Question: retrieving values #18

Closed paulflo150 closed 9 years ago

paulflo150 commented 9 years ago

Hi, give the response below is it possible to retrieve the data property as well as the return defined inside the attach block?

<!DOCTYPE html>
<html>
<head>
    <title>Test</title>
    <script src="https://ajax.googleapis.com/ajax/libs/jquery/2.1.3/jquery.min.js"></script> 
</head>
<body>
    <script>
        (function (maps, sdk) {
           var data = { "property1": "123" }
        }(window.maps = window.maps || new Module(), sdk));

        define('attach', [], function () {
            "use strict";
            return {
                enabled: false
            };
        });
    </script>
</body>
</html>

I have followed one of the samples, and I am able to retrieve it if the variable is global, however this is the response I need to work with in my case:

var document = await BrowsingContext.New(config).OpenAsync(m => m.Content(html));
var foo = service.Engine.GetJint(document).GetValue("data");

Thanks!

FlorianRappl commented 9 years ago

The value is only present in a local scope (using IIFE). Therefore there is no way to retrieve it. The only chance I see is either by source code modification (find the IIFE(s) and append their locals to a global object) or by modifying / abusing Jint in a way to store such locals somewhere.
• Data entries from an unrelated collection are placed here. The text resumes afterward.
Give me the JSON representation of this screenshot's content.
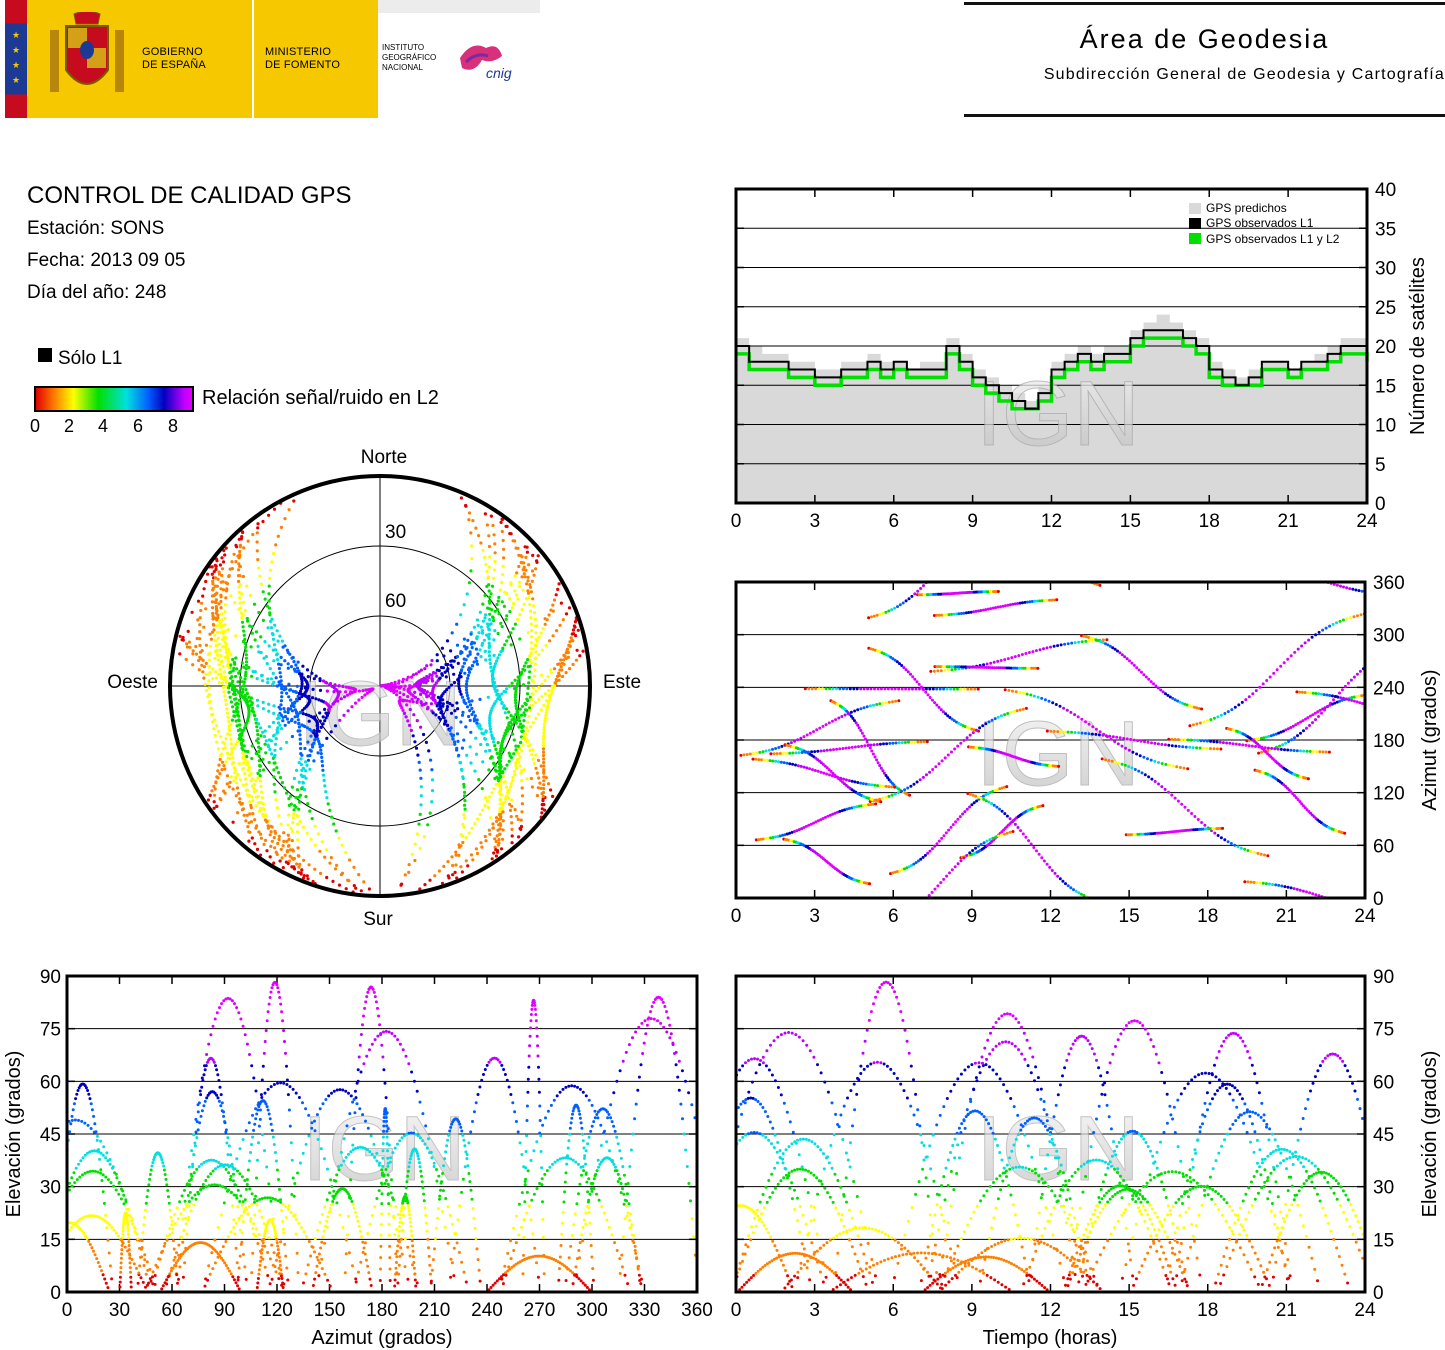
{
  "header": {
    "gov_line1": "GOBIERNO",
    "gov_line2": "DE ESPAÑA",
    "min_line1": "MINISTERIO",
    "min_line2": "DE FOMENTO",
    "ign_line1": "INSTITUTO",
    "ign_line2": "GEOGRÁFICO",
    "ign_line3": "NACIONAL",
    "logo_text": "cnig",
    "area_title": "Área de Geodesia",
    "area_subtitle": "Subdirección General de Geodesia y Cartografía"
  },
  "info": {
    "title": "CONTROL DE CALIDAD GPS",
    "station": "Estación: SONS",
    "date": "Fecha: 2013 09 05",
    "doy": "Día del año: 248"
  },
  "legend": {
    "l1_only": "Sólo L1",
    "colorbar_label": "Relación señal/ruido en L2",
    "colorbar_ticks": [
      "0",
      "2",
      "4",
      "6",
      "8"
    ],
    "colorbar_colors": [
      "#e00000",
      "#ff8000",
      "#ffff00",
      "#00e000",
      "#00e0e0",
      "#0060ff",
      "#0000c0",
      "#c000ff",
      "#e000ff"
    ]
  },
  "watermark": "IGN",
  "chart_data": [
    {
      "id": "satellites",
      "type": "area",
      "ylabel": "Número de satélites",
      "xticks": [
        "0",
        "3",
        "6",
        "9",
        "12",
        "15",
        "18",
        "21",
        "24"
      ],
      "yticks": [
        "0",
        "5",
        "10",
        "15",
        "20",
        "25",
        "30",
        "35",
        "40"
      ],
      "xlim": [
        0,
        24
      ],
      "ylim": [
        0,
        40
      ],
      "legend": [
        "GPS predichos",
        "GPS observados L1",
        "GPS observados L1 y L2"
      ],
      "colors": {
        "predicted": "#d9d9d9",
        "l1": "#000000",
        "l1l2": "#00e000"
      },
      "x": [
        0,
        0.5,
        1,
        1.5,
        2,
        2.5,
        3,
        3.5,
        4,
        4.5,
        5,
        5.5,
        6,
        6.5,
        7,
        7.5,
        8,
        8.5,
        9,
        9.5,
        10,
        10.5,
        11,
        11.5,
        12,
        12.5,
        13,
        13.5,
        14,
        14.5,
        15,
        15.5,
        16,
        16.5,
        17,
        17.5,
        18,
        18.5,
        19,
        19.5,
        20,
        20.5,
        21,
        21.5,
        22,
        22.5,
        23,
        23.5,
        24
      ],
      "series": [
        {
          "name": "GPS predichos",
          "values": [
            21,
            20,
            19,
            19,
            18,
            18,
            17,
            17,
            18,
            18,
            19,
            18,
            18,
            17,
            18,
            18,
            21,
            19,
            17,
            16,
            15,
            14,
            13,
            15,
            18,
            19,
            20,
            19,
            20,
            20,
            22,
            23,
            24,
            23,
            22,
            21,
            18,
            17,
            16,
            17,
            18,
            18,
            17,
            18,
            19,
            20,
            21,
            21,
            20
          ]
        },
        {
          "name": "GPS observados L1",
          "values": [
            20,
            18,
            18,
            18,
            17,
            17,
            16,
            16,
            17,
            17,
            18,
            17,
            18,
            17,
            17,
            17,
            20,
            18,
            16,
            15,
            14,
            13,
            12,
            14,
            17,
            18,
            19,
            18,
            19,
            19,
            21,
            22,
            22,
            22,
            21,
            20,
            17,
            16,
            15,
            16,
            18,
            18,
            17,
            18,
            18,
            19,
            20,
            20,
            19
          ]
        },
        {
          "name": "GPS observados L1 y L2",
          "values": [
            19,
            17,
            17,
            17,
            16,
            16,
            15,
            15,
            16,
            16,
            17,
            16,
            17,
            16,
            16,
            16,
            19,
            17,
            15,
            14,
            13,
            12,
            12,
            13,
            16,
            17,
            18,
            17,
            18,
            18,
            20,
            21,
            21,
            21,
            20,
            19,
            16,
            15,
            15,
            15,
            17,
            17,
            16,
            17,
            17,
            18,
            19,
            19,
            18
          ]
        }
      ]
    },
    {
      "id": "skyplot",
      "type": "scatter",
      "labels": {
        "north": "Norte",
        "south": "Sur",
        "west": "Oeste",
        "east": "Este"
      },
      "ring_labels": [
        "30",
        "60"
      ],
      "color_by": "SNR L2 (0-8)"
    },
    {
      "id": "azimuth_time",
      "type": "scatter",
      "ylabel": "Azimut (grados)",
      "xticks": [
        "0",
        "3",
        "6",
        "9",
        "12",
        "15",
        "18",
        "21",
        "24"
      ],
      "yticks": [
        "0",
        "60",
        "120",
        "180",
        "240",
        "300",
        "360"
      ],
      "xlim": [
        0,
        24
      ],
      "ylim": [
        0,
        360
      ]
    },
    {
      "id": "elev_azimuth",
      "type": "scatter",
      "xlabel": "Azimut (grados)",
      "ylabel": "Elevación (grados)",
      "xticks": [
        "0",
        "30",
        "60",
        "90",
        "120",
        "150",
        "180",
        "210",
        "240",
        "270",
        "300",
        "330",
        "360"
      ],
      "yticks": [
        "0",
        "15",
        "30",
        "45",
        "60",
        "75",
        "90"
      ],
      "xlim": [
        0,
        360
      ],
      "ylim": [
        0,
        90
      ]
    },
    {
      "id": "elev_time",
      "type": "scatter",
      "xlabel": "Tiempo (horas)",
      "ylabel": "Elevación (grados)",
      "xticks": [
        "0",
        "3",
        "6",
        "9",
        "12",
        "15",
        "18",
        "21",
        "24"
      ],
      "yticks": [
        "0",
        "15",
        "30",
        "45",
        "60",
        "75",
        "90"
      ],
      "xlim": [
        0,
        24
      ],
      "ylim": [
        0,
        90
      ]
    }
  ]
}
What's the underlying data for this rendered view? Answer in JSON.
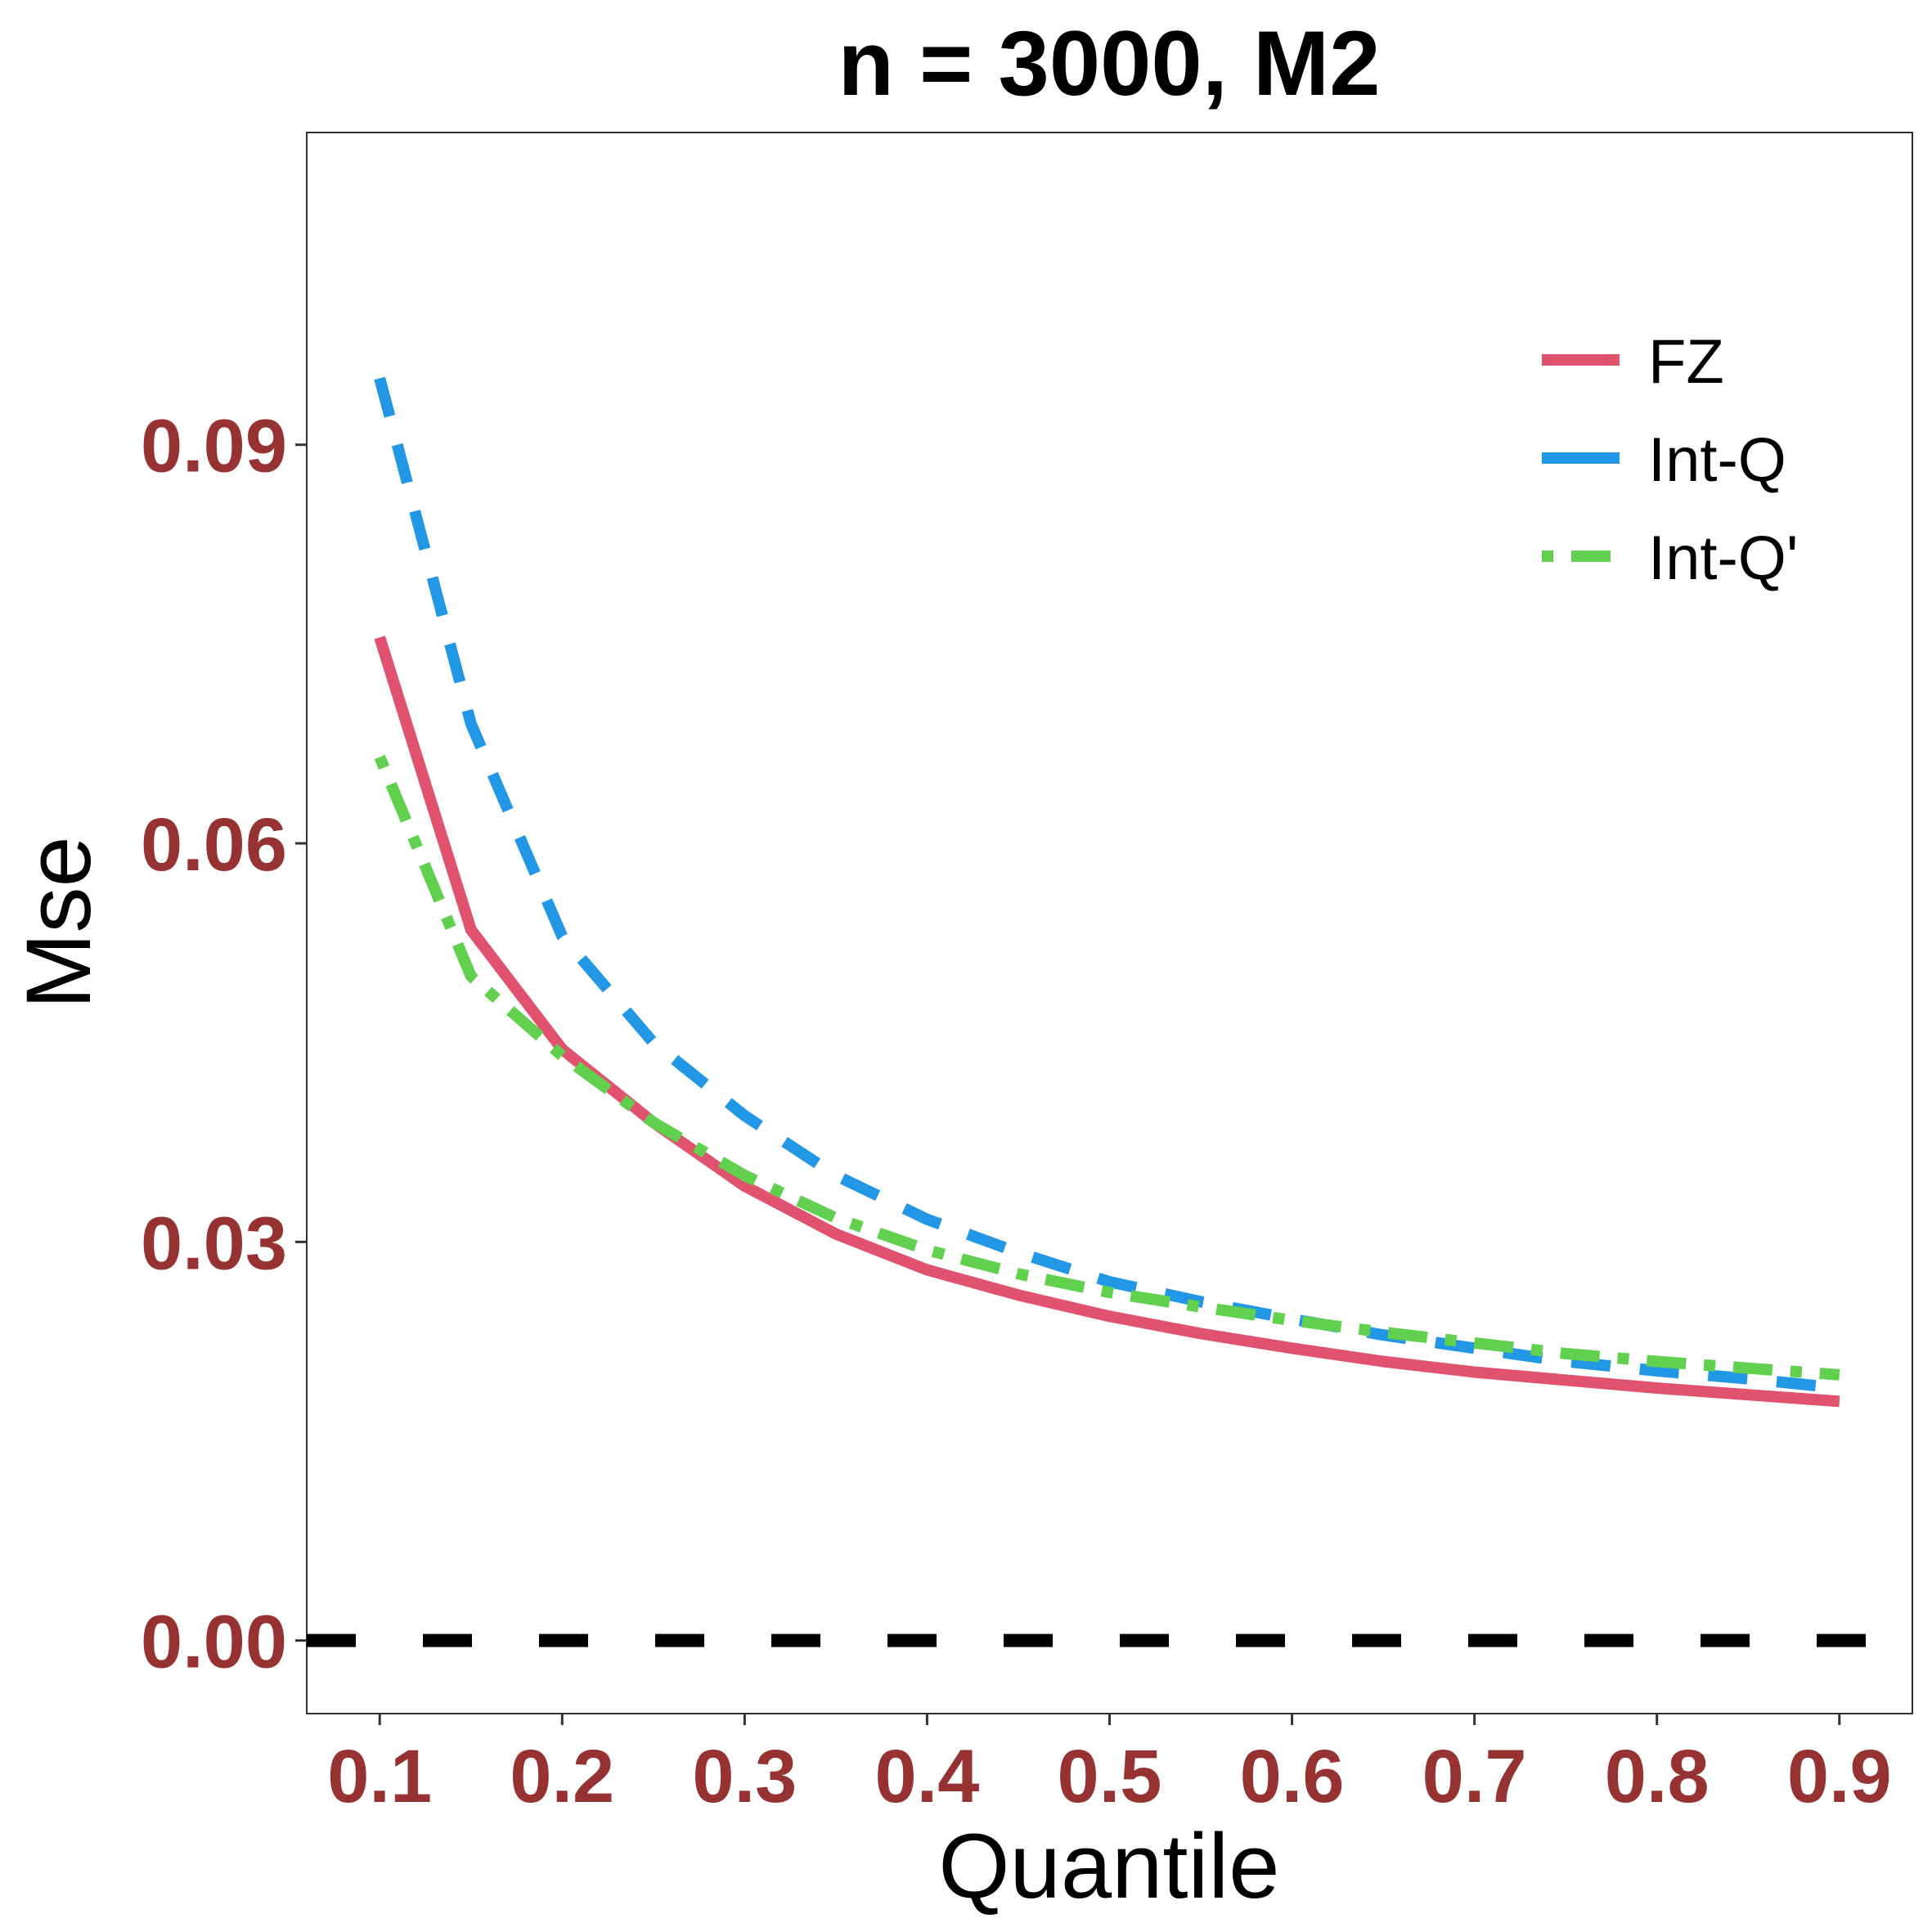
{
  "colors": {
    "tick_label": "#963232",
    "FZ": "#E0526E",
    "Int-Q": "#2297E6",
    "Int-Q'": "#61D04F",
    "reference_line": "#000000"
  },
  "chart_data": {
    "type": "line",
    "title": "n = 3000, M2",
    "xlabel": "Quantile",
    "ylabel": "Mse",
    "xlim": [
      0.06,
      0.94
    ],
    "ylim": [
      -0.0055,
      0.1135
    ],
    "xticks": [
      0.1,
      0.2,
      0.3,
      0.4,
      0.5,
      0.6,
      0.7,
      0.8,
      0.9
    ],
    "xtick_labels": [
      "0.1",
      "0.2",
      "0.3",
      "0.4",
      "0.5",
      "0.6",
      "0.7",
      "0.8",
      "0.9"
    ],
    "yticks": [
      0.0,
      0.03,
      0.06,
      0.09
    ],
    "ytick_labels": [
      "0.00",
      "0.03",
      "0.06",
      "0.09"
    ],
    "grid": false,
    "legend_position": "top-right",
    "x": [
      0.1,
      0.15,
      0.2,
      0.25,
      0.3,
      0.35,
      0.4,
      0.45,
      0.5,
      0.55,
      0.6,
      0.65,
      0.7,
      0.75,
      0.8,
      0.85,
      0.9
    ],
    "series": [
      {
        "name": "FZ",
        "line_style": "solid",
        "values": [
          0.0755,
          0.0535,
          0.0445,
          0.039,
          0.0342,
          0.0306,
          0.0279,
          0.026,
          0.0244,
          0.0231,
          0.022,
          0.021,
          0.0202,
          0.0196,
          0.019,
          0.0185,
          0.018
        ]
      },
      {
        "name": "Int-Q",
        "line_style": "dashed",
        "values": [
          0.095,
          0.069,
          0.053,
          0.045,
          0.0395,
          0.035,
          0.0317,
          0.0292,
          0.027,
          0.0255,
          0.0242,
          0.023,
          0.022,
          0.021,
          0.0203,
          0.0197,
          0.019
        ]
      },
      {
        "name": "Int-Q'",
        "line_style": "dotdash",
        "values": [
          0.0665,
          0.05,
          0.044,
          0.039,
          0.035,
          0.0318,
          0.0294,
          0.0276,
          0.0262,
          0.0251,
          0.0241,
          0.0232,
          0.0224,
          0.0216,
          0.021,
          0.0205,
          0.02
        ]
      }
    ],
    "reference_lines": [
      {
        "y": 0.0,
        "line_style": "dashed"
      }
    ]
  }
}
paulflo150 commented 9 years ago

I tried your suggestion, but it still returns undefined:

<!DOCTYPE html>
<html>
<head>
    <title>Test</title>    
</head>
<body>
    <script>
        var data = {};
        (function () {
            data.test = { "property1": "123" };
        })();
    </script>    
</body>
</html>
FlorianRappl commented 9 years ago

This seems to work for me.

var javascript = new ScriptingService();
var config = Configuration.Default.With(javascript);
var parser = new HtmlParser(config);
var document = parser.Parse(@"<!DOCTYPE html>
<html>
<head>
<title>Test</title>    
</head>
<body>
<script>
var data = {};
(function () {
data.test = { 'property1': '123' };
})();
</script>    
</body>
</html>");

var engine = javascript.Engine.GetJint(document);
var serializer = new JsonSerializer(engine);
var foo = engine.GetValue("data").AsObject();

Console.WriteLine(serializer.Serialize(foo, Undefined.Instance, Undefined.Instance));
Console.ReadLine();

How does your code look like? Are you using a configuration with the JavaScript engine? (It does not matter if you use BrowsingContext or directly an HtmlParser - I only use the latter to have synchronous parsing in a console application).